Ini Evaluasi KLHK soal Banjir Jakarta dan Longsor di Puncak
jpnn.com, JAKARTA - Kementerian Lingkungan Hidup dan Kehutanan (KLHK) melalui Direktorat Jenderal Pengendalian Daerah Aliran Sungai dan Hutan Lindung (PDASHL), melakukan evaluasi cepat terkait bencana banjir di Jakarta dan longsor di kawasan Puncak, Jawa Barat yang terjadi pada Senin (5/2) kemarin.
Di ibu kota, banjir melanda, yang disebabkan oleh curah hujan lokal yang ekstrem. Hampir di waktu bersamaan, terjadi longsor pada lima titik berbeda di daerah Puncak.
Hasil evaluasi dua bencana ini dipaparkan oleh Direktur Jenderal PDASHL KLHK, Hilman Nugroho dalam media briefing di Gedung Manggala Wanabakti, Jakarta, Rabu (7/2).
Mendampingi Hilman Nugroho, Direktur Perencanaan, Evaluasi dan Perencanaan Daerah Aliran Sungai (PEPDAS), Yuliarto Joko Putranto, Direktur Pengendalian Kerusakan Perairan Darat, Hermono Sigit, dan Sekretaris Direktorat Jenderal PDASHL, Murdiyono.

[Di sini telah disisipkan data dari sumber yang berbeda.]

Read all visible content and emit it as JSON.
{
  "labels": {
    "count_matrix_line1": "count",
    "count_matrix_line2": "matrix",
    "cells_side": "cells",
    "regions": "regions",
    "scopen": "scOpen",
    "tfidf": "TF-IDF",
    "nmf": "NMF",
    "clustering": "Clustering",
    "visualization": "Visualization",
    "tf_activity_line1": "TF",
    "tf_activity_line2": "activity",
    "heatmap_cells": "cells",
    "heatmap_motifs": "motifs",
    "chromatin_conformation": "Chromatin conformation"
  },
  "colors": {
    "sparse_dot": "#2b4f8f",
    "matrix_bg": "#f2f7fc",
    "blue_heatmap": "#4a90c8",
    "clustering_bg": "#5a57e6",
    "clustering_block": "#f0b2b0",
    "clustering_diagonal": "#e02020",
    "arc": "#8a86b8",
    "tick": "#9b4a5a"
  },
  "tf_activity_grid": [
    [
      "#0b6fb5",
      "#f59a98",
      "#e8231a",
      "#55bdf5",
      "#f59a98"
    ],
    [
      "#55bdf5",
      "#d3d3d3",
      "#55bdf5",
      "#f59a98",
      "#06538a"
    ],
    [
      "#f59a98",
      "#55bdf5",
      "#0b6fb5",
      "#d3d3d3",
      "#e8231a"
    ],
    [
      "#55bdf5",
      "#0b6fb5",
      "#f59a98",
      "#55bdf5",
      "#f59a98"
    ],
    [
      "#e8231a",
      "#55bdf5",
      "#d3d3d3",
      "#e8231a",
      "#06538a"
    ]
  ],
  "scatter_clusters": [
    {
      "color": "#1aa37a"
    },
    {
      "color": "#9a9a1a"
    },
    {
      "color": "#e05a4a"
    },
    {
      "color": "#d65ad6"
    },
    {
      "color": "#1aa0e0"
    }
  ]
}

Di awal, Hilman menjelaskan terkait longsor yang terjadi pada beberapa titik di Puncak, Jawa Barat. Longsor terjadi di daerah Widuri, Gunung Mas, Riung Gunung, Grand Hill dan sekitar masjid Atta’awun. Semua titik longsor tersebut berada di kawasan Daerah Aliran Sungai (DAS) Ciliwung Hulu.
Ada enam tipe longsor, translasi, rotasi, pergerakan blok, reruntuhan batuan, rayapan tanah dan aliran bahan rombakan. Longsor di kawasan ini bertipe translasi, yaitu masa tanah yang bergerak turun sesuai bidang gelinciran yang rata. “Tipe longsorannya adalah translasi, tidak ada rayapan, pergerakan blok, rotasi dan lain sebagainya,” kata Hilman.
Hilman menerangkan bahwa faktor utama penyebab terjadinya longsor ini adalah tingginya curah hujan antara 148-151 mm/hari yang berlangsung selama 2-3 hari di kawasan tersebut. Faktor lainnya dalah perencanaan tata ruang yang belum optimal, kegagalan struktur dinding tanah dan keterlanjuran aktivitas manusia di atasnya.